Search code examples
pythondictionarytokenizestring-parsing

Python - tokenizing, replacing words


I'm trying to create something like sentences with random words put into them. To be specific, I'd have something like:

"The weather today is [weather_state]."

and to be able to do something like finding all tokens in [brackets] and than exchange them for a randomized counterpart from a dictionary or a list, leaving me with:

"The weather today is warm."
"The weather today is bad."

or

"The weather today is mildly suiting for my old bones."

Keep in mind, that the position of the [bracket] token wouldn't be always in the same position and there would be multiple bracketed tokens in my string, like:

"[person] is feeling really [how] today, so he's not going [where]."

I really don't know where to start with this or is this even the best solution to use tokenize or token modules with this.

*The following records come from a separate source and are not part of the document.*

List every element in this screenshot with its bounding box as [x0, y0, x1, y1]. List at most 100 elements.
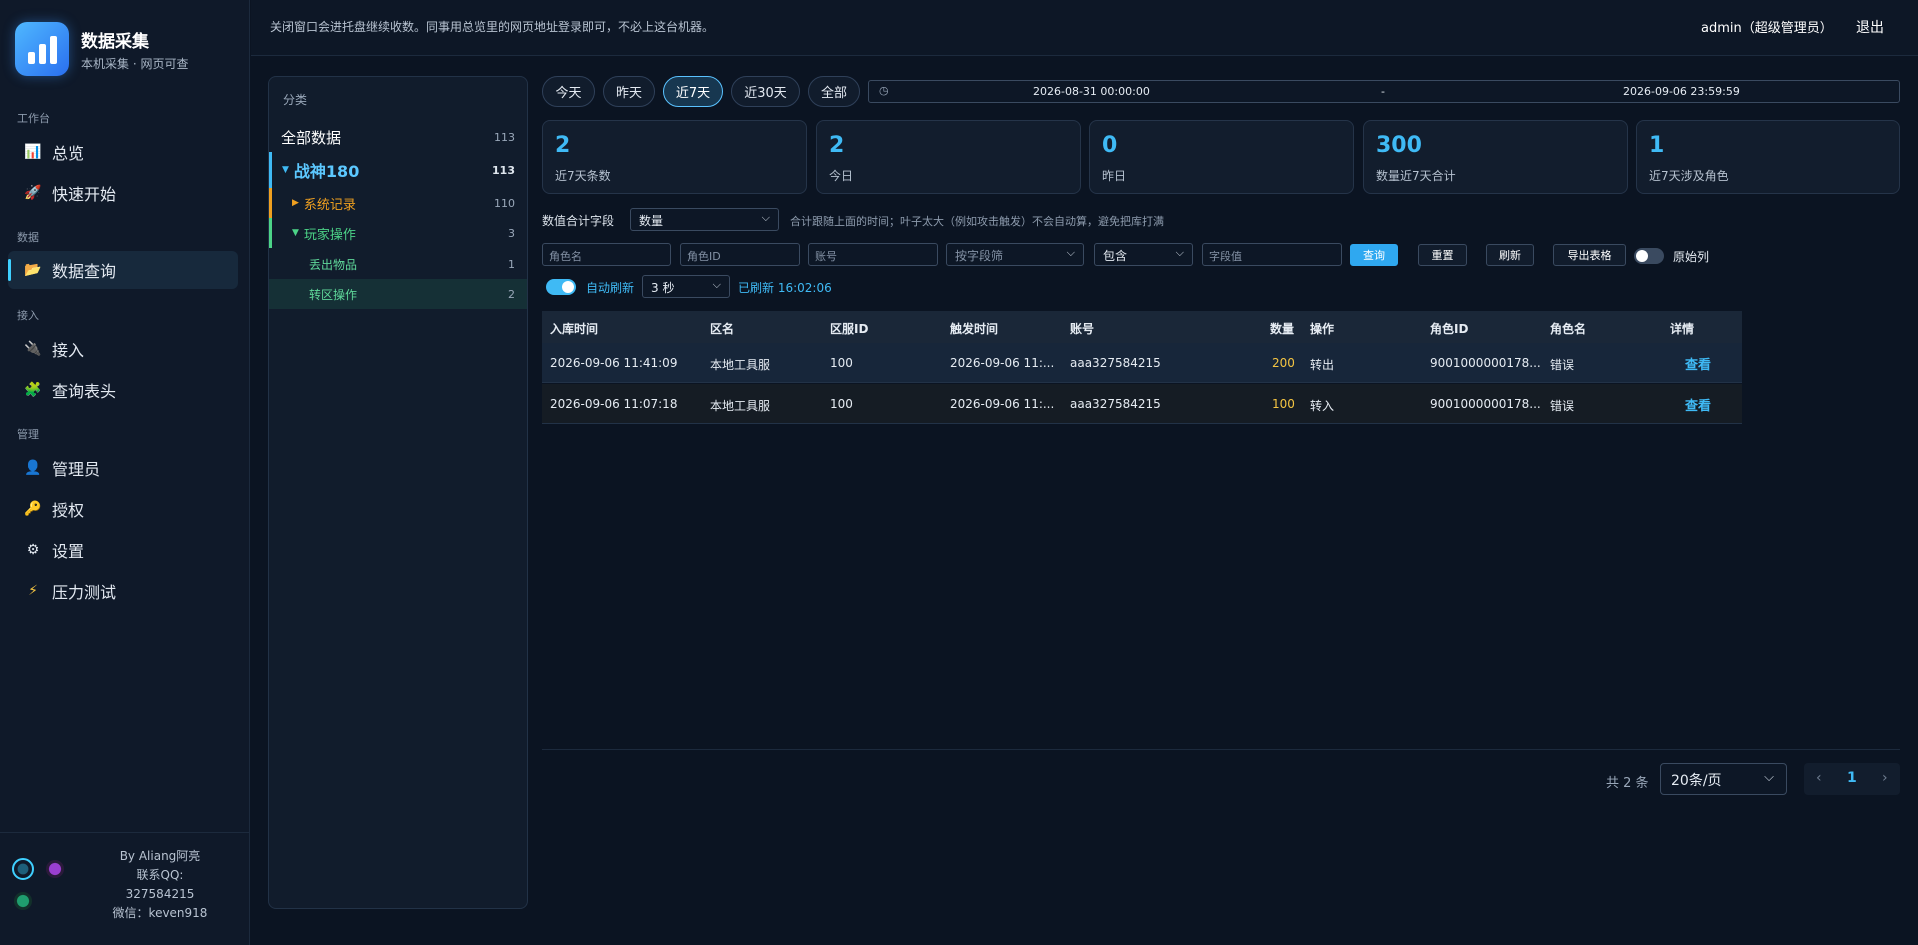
chevron-down-icon: ⌵ [761, 211, 770, 224]
bar-chart-icon: 📊 [24, 144, 42, 160]
chevron-down-icon: ⌵ [1764, 770, 1774, 785]
table-row: 2026-09-06 11:07:18 本地工具服 100 2026-09-06… [542, 384, 1742, 424]
table-row: 2026-09-06 11:41:09 本地工具服 100 2026-09-06… [542, 343, 1742, 383]
category-header: 分类 [283, 93, 308, 107]
filter-all[interactable]: 全部 [808, 76, 860, 107]
category-player-actions[interactable]: ▼ 玩家操作 3 [269, 218, 527, 248]
role-id-input[interactable]: 角色ID [680, 243, 800, 266]
field-filter-select[interactable]: 按字段筛 ⌵ [946, 243, 1084, 266]
theme-purple-swatch[interactable] [46, 860, 64, 878]
export-button[interactable]: 导出表格 [1553, 244, 1626, 266]
rocket-icon: 🚀 [24, 185, 42, 201]
bar-chart-logo-icon [15, 22, 69, 76]
col-ingest-time[interactable]: 入库时间 [550, 320, 598, 337]
plug-icon: 🔌 [24, 341, 42, 357]
date-range-start: 2026-08-31 00:00:00 [1033, 85, 1150, 98]
raw-columns-toggle[interactable] [1634, 248, 1664, 264]
date-range-picker[interactable]: ◷ 2026-08-31 00:00:00 - 2026-09-06 23:59… [868, 80, 1900, 103]
stat-card-today: 2 今日 [816, 120, 1081, 194]
col-zone-name[interactable]: 区名 [710, 320, 734, 337]
chevron-down-icon: ⌵ [1066, 246, 1075, 259]
caret-right-icon: ▶ [292, 198, 299, 208]
table-divider [542, 749, 1900, 750]
caret-down-icon: ▼ [292, 228, 299, 238]
last-refreshed: 已刷新 16:02:06 [738, 281, 832, 295]
col-role-name[interactable]: 角色名 [1550, 320, 1586, 337]
filter-last-7-days[interactable]: 近7天 [663, 76, 723, 107]
refresh-interval-select[interactable]: 3 秒 ⌵ [642, 275, 730, 298]
sum-field-label: 数值合计字段 [542, 214, 615, 228]
logout-button[interactable]: 退出 [1856, 17, 1884, 37]
col-role-id[interactable]: 角色ID [1430, 320, 1468, 337]
match-mode-select[interactable]: 包含 ⌵ [1094, 243, 1193, 266]
stat-card-7day-count: 2 近7天条数 [542, 120, 807, 194]
nav-item-license[interactable]: 🔑 授权 [8, 490, 238, 528]
account-input[interactable]: 账号 [808, 243, 938, 266]
col-quantity[interactable]: 数量 [1270, 320, 1294, 337]
filter-yesterday[interactable]: 昨天 [603, 76, 655, 107]
theme-dark-blue-swatch[interactable] [12, 858, 34, 880]
category-drop-items[interactable]: 丢出物品 1 [269, 249, 527, 279]
chevron-down-icon: ⌵ [712, 278, 721, 291]
prev-page-button[interactable]: ‹ [1816, 770, 1822, 786]
auto-refresh-label: 自动刷新 [586, 281, 635, 295]
gear-icon: ⚙ [26, 542, 40, 558]
col-action[interactable]: 操作 [1310, 320, 1334, 337]
footer-credits: By Aliang阿亮 联系QQ: 327584215 微信：keven918 [112, 849, 208, 920]
nav-item-query-headers[interactable]: 🧩 查询表头 [8, 371, 238, 409]
query-button[interactable]: 查询 [1350, 244, 1398, 266]
view-detail-link[interactable]: 查看 [1685, 395, 1711, 414]
category-server[interactable]: ▼ 战神180 113 [269, 152, 527, 188]
page-size-select[interactable]: 20条/页 ⌵ [1660, 763, 1787, 795]
table-header: 入库时间 区名 区服ID 触发时间 账号 数量 操作 角色ID 角色名 详情 [542, 311, 1742, 343]
category-panel: 分类 全部数据 113 ▼ 战神180 113 ▶ 系统记录 110 ▼ 玩家操… [268, 76, 528, 909]
current-user: admin（超级管理员） [1701, 21, 1833, 36]
nav-item-overview[interactable]: 📊 总览 [8, 133, 238, 171]
quantity-value: 200 [1272, 356, 1295, 370]
nav-item-admins[interactable]: 👤 管理员 [8, 449, 238, 487]
nav-item-stress-test[interactable]: ⚡ 压力测试 [8, 572, 238, 610]
col-account[interactable]: 账号 [1070, 320, 1094, 337]
view-detail-link[interactable]: 查看 [1685, 354, 1711, 373]
sum-field-hint: 合计跟随上面的时间；叶子太大（例如攻击触发）不会自动算，避免把库打满 [790, 215, 1164, 228]
brand-title: 数据采集 [81, 31, 149, 52]
brand: 数据采集 本机采集 · 网页可查 [15, 22, 188, 76]
nav-group-access: 接入 [17, 309, 39, 322]
nav-group-admin: 管理 [17, 428, 39, 441]
date-range-separator: - [1381, 85, 1385, 98]
field-value-input[interactable]: 字段值 [1202, 243, 1342, 266]
theme-green-swatch[interactable] [14, 892, 32, 910]
auto-refresh-toggle[interactable] [546, 279, 576, 295]
nav-item-data-query[interactable]: 📂 数据查询 [8, 251, 238, 289]
reset-button[interactable]: 重置 [1418, 244, 1467, 266]
lightning-icon: ⚡ [28, 583, 38, 599]
refresh-button[interactable]: 刷新 [1486, 244, 1534, 266]
nav-item-settings[interactable]: ⚙ 设置 [8, 531, 238, 569]
col-trigger-time[interactable]: 触发时间 [950, 320, 998, 337]
date-range-end: 2026-09-06 23:59:59 [1623, 85, 1740, 98]
col-zone-id[interactable]: 区服ID [830, 320, 868, 337]
topbar: 关闭窗口会进托盘继续收数。同事用总览里的网页地址登录即可，不必上这台机器。 ad… [251, 0, 1918, 56]
tray-notice: 关闭窗口会进托盘继续收数。同事用总览里的网页地址登录即可，不必上这台机器。 [270, 20, 715, 34]
col-detail[interactable]: 详情 [1670, 320, 1694, 337]
category-all[interactable]: 全部数据 113 [269, 123, 527, 151]
filter-last-30-days[interactable]: 近30天 [731, 76, 800, 107]
sum-field-select[interactable]: 数量 ⌵ [630, 208, 779, 231]
stat-card-yesterday: 0 昨日 [1089, 120, 1354, 194]
nav-item-access[interactable]: 🔌 接入 [8, 330, 238, 368]
category-transfer[interactable]: 转区操作 2 [269, 279, 527, 309]
brand-subtitle: 本机采集 · 网页可查 [81, 56, 189, 71]
nav-item-quick-start[interactable]: 🚀 快速开始 [8, 174, 238, 212]
category-system-records[interactable]: ▶ 系统记录 110 [269, 188, 527, 218]
clock-icon: ◷ [879, 84, 889, 97]
stat-card-roles: 1 近7天涉及角色 [1636, 120, 1900, 194]
folder-icon: 📂 [24, 262, 42, 278]
user-icon: 👤 [24, 460, 42, 476]
puzzle-icon: 🧩 [24, 382, 42, 398]
filter-today[interactable]: 今天 [542, 76, 595, 107]
nav-group-data: 数据 [17, 231, 39, 244]
chevron-down-icon: ⌵ [1175, 246, 1184, 259]
next-page-button[interactable]: › [1882, 770, 1888, 786]
role-name-input[interactable]: 角色名 [542, 243, 671, 266]
page-1-button[interactable]: 1 [1847, 770, 1857, 786]
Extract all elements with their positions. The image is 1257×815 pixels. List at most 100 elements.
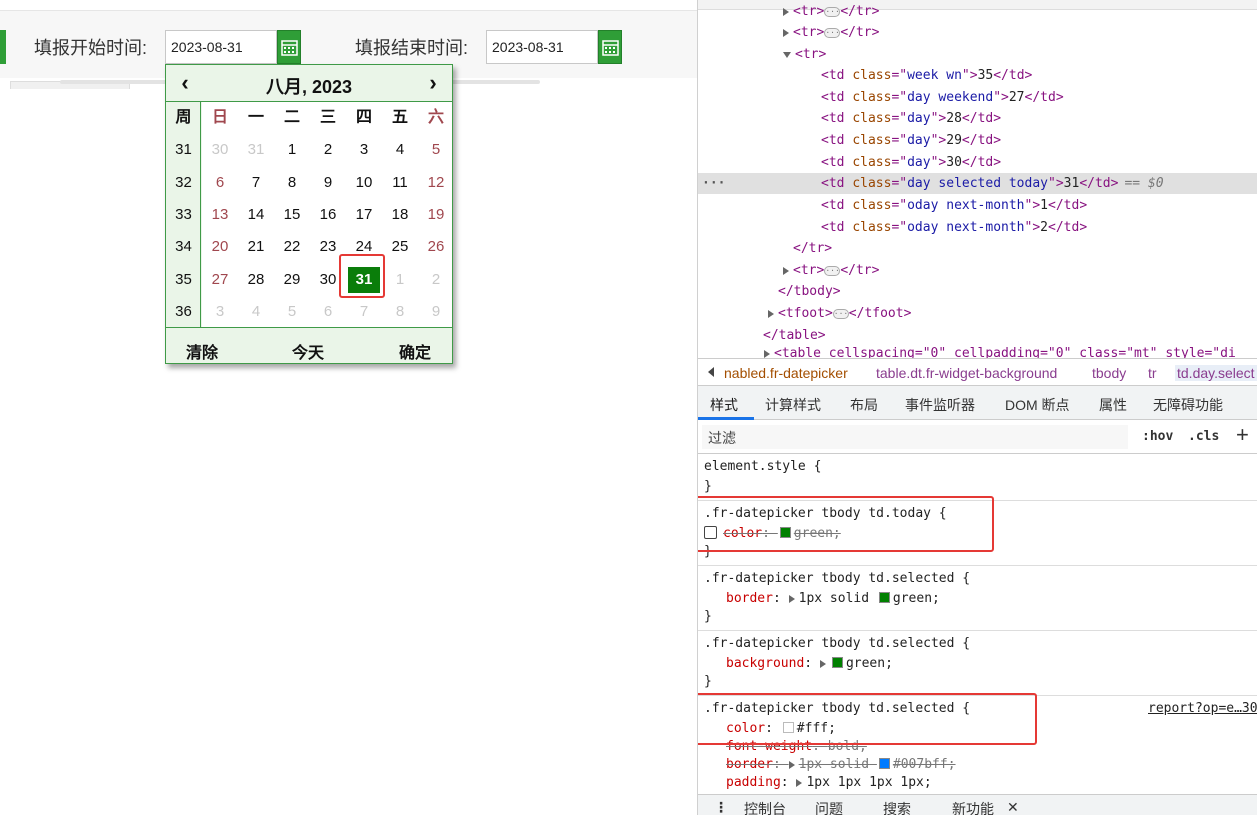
expand-triangle-icon[interactable] (788, 760, 795, 769)
day-cell[interactable]: 13 (202, 199, 238, 231)
dom-node[interactable]: </tr> (698, 238, 1257, 259)
tab-whats-new[interactable]: 新功能 (952, 799, 994, 815)
color-swatch[interactable] (878, 592, 890, 603)
tab-computed[interactable]: 计算样式 (765, 395, 821, 415)
day-cell[interactable]: 25 (382, 231, 418, 263)
cls-button[interactable]: .cls (1188, 429, 1219, 444)
day-cell[interactable]: 9 (310, 167, 346, 199)
expand-triangle-icon[interactable] (783, 7, 789, 16)
other-month-day-cell[interactable]: 2 (418, 264, 454, 296)
day-cell[interactable]: 11 (382, 167, 418, 199)
day-cell[interactable]: 12 (418, 167, 454, 199)
start-calendar-button[interactable] (277, 30, 301, 64)
tab-layout[interactable]: 布局 (850, 395, 878, 415)
other-month-day-cell[interactable]: 3 (202, 296, 238, 328)
node-menu-icon[interactable]: ··· (702, 173, 725, 194)
dom-node[interactable]: <tr> (698, 44, 1257, 65)
other-month-day-cell[interactable]: 7 (346, 296, 382, 328)
property-name[interactable]: border (726, 757, 773, 772)
dom-node[interactable]: </tbody> (698, 281, 1257, 302)
property-name[interactable]: padding (726, 775, 781, 790)
ellipsis-icon[interactable]: ··· (832, 308, 849, 319)
color-swatch[interactable] (831, 657, 843, 668)
day-cell[interactable]: 7 (238, 167, 274, 199)
rule-selected-selector[interactable]: .fr-datepicker tbody td.selected { (704, 570, 970, 588)
expand-triangle-icon[interactable] (819, 659, 826, 668)
drawer-menu-icon[interactable]: ⋮ (714, 799, 728, 815)
today-button[interactable]: 今天 (292, 339, 324, 363)
day-cell[interactable]: 27 (202, 264, 238, 296)
collapse-triangle-icon[interactable] (783, 51, 791, 58)
day-cell[interactable]: 19 (418, 199, 454, 231)
tab-accessibility[interactable]: 无障碍功能 (1153, 395, 1223, 415)
other-month-day-cell[interactable]: 5 (274, 296, 310, 328)
tab-search[interactable]: 搜索 (883, 799, 911, 815)
property-value[interactable]: 1px solid (799, 757, 869, 772)
dom-node[interactable]: <td class="oday next-month">1</td> (698, 195, 1257, 216)
day-cell[interactable]: 4 (382, 134, 418, 166)
breadcrumb-item[interactable]: table.dt.fr-widget-background (876, 365, 1057, 381)
expand-triangle-icon[interactable] (764, 349, 770, 358)
other-month-day-cell[interactable]: 1 (382, 264, 418, 296)
day-cell[interactable]: 6 (202, 167, 238, 199)
tab-dom-breakpoints[interactable]: DOM 断点 (1005, 395, 1070, 415)
dom-node[interactable]: <tr>···</tr> (698, 22, 1257, 43)
property-name[interactable]: border (726, 591, 773, 606)
day-cell[interactable]: 2 (310, 134, 346, 166)
hov-button[interactable]: :hov (1142, 429, 1173, 444)
dom-node-selected[interactable]: <td class="day selected today">31</td> ==… (698, 173, 1257, 194)
prev-month-button[interactable]: ‹ (174, 71, 196, 95)
day-cell[interactable]: 15 (274, 199, 310, 231)
other-month-day-cell[interactable]: 9 (418, 296, 454, 328)
close-icon[interactable]: ✕ (1007, 799, 1019, 815)
expand-triangle-icon[interactable] (768, 309, 774, 318)
expand-triangle-icon[interactable] (783, 266, 789, 275)
filter-input[interactable]: 过滤 (702, 425, 1128, 449)
dom-node[interactable]: <td class="oday next-month">2</td> (698, 217, 1257, 238)
breadcrumb-item[interactable]: tr (1148, 365, 1157, 381)
ellipsis-icon[interactable]: ··· (824, 265, 841, 276)
next-month-button[interactable]: › (422, 71, 444, 95)
ellipsis-icon[interactable]: ··· (824, 27, 841, 38)
dom-node[interactable]: <td class="day">30</td> (698, 152, 1257, 173)
day-cell[interactable]: 10 (346, 167, 382, 199)
property-name[interactable]: background (726, 656, 804, 671)
tab-properties[interactable]: 属性 (1099, 395, 1127, 415)
color-swatch[interactable] (878, 758, 890, 769)
day-cell[interactable]: 1 (274, 134, 310, 166)
rule-selected-selector[interactable]: .fr-datepicker tbody td.selected { (704, 635, 970, 653)
tab-styles[interactable]: 样式 (710, 395, 738, 415)
day-cell[interactable]: 5 (418, 134, 454, 166)
end-date-input[interactable]: 2023-08-31 (486, 30, 598, 64)
day-cell[interactable]: 22 (274, 231, 310, 263)
breadcrumb-left-arrow-icon[interactable] (708, 367, 714, 377)
rule-source-link[interactable]: report?op=e…30 (1148, 700, 1257, 718)
day-cell[interactable]: 26 (418, 231, 454, 263)
element-style-selector[interactable]: element.style { (704, 458, 821, 476)
dom-node[interactable]: <tfoot>···</tfoot> (698, 303, 1257, 324)
dom-node[interactable]: <td class="day">28</td> (698, 108, 1257, 129)
other-month-day-cell[interactable]: 31 (238, 134, 274, 166)
other-month-day-cell[interactable]: 30 (202, 134, 238, 166)
property-value[interactable]: 1px 1px 1px 1px; (806, 775, 931, 790)
day-cell[interactable]: 18 (382, 199, 418, 231)
breadcrumb-item-current[interactable]: td.day.select (1175, 365, 1257, 381)
breadcrumb-item[interactable]: nabled.fr-datepicker (724, 365, 848, 381)
expand-triangle-icon[interactable] (796, 778, 803, 787)
day-cell[interactable]: 17 (346, 199, 382, 231)
other-month-day-cell[interactable]: 6 (310, 296, 346, 328)
rule-selected-padding-decl[interactable]: padding: 1px 1px 1px 1px; (726, 774, 932, 792)
datepicker-title[interactable]: 八月, 2023 (226, 73, 392, 99)
day-cell[interactable]: 3 (346, 134, 382, 166)
tab-issues[interactable]: 问题 (815, 799, 843, 815)
day-cell[interactable]: 16 (310, 199, 346, 231)
dom-node[interactable]: <td class="week wn">35</td> (698, 65, 1257, 86)
tab-event-listeners[interactable]: 事件监听器 (905, 395, 975, 415)
dom-node[interactable]: <td class="day weekend">27</td> (698, 87, 1257, 108)
other-month-day-cell[interactable]: 4 (238, 296, 274, 328)
day-cell[interactable]: 21 (238, 231, 274, 263)
expand-triangle-icon[interactable] (788, 594, 795, 603)
property-value[interactable]: green; (893, 591, 940, 606)
clear-button[interactable]: 清除 (186, 339, 218, 363)
day-cell[interactable]: 14 (238, 199, 274, 231)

Any hints that would point me in the right direction greatly appreciated!

EDIT: Just for clarification, I don't really need to use square brackets, any non-standard character will do.


Solution

  • You're looking for re.sub with a callback function:

    words = {
        'person': ['you', 'me'],
        'how': ['fine', 'stupid'],
        'where': ['away', 'out']
    }
    
    import re, random
    
    def random_str(m):
        return random.choice(words[m.group(1)])
    
    
    text = "[person] is feeling really [how] today, so he's not going [where]."
    print re.sub(r'\[(.+?)\]', random_str, text)
    
    #me is feeling really stupid today, so he's not going away.   
    

    Note that unlike the format method, this allows for more sophisticated processing of placeholders, e.g.

    [person:upper] got $[amount if amount else 0] etc
    

    Basically, you can build your own "templating engine" on top of that.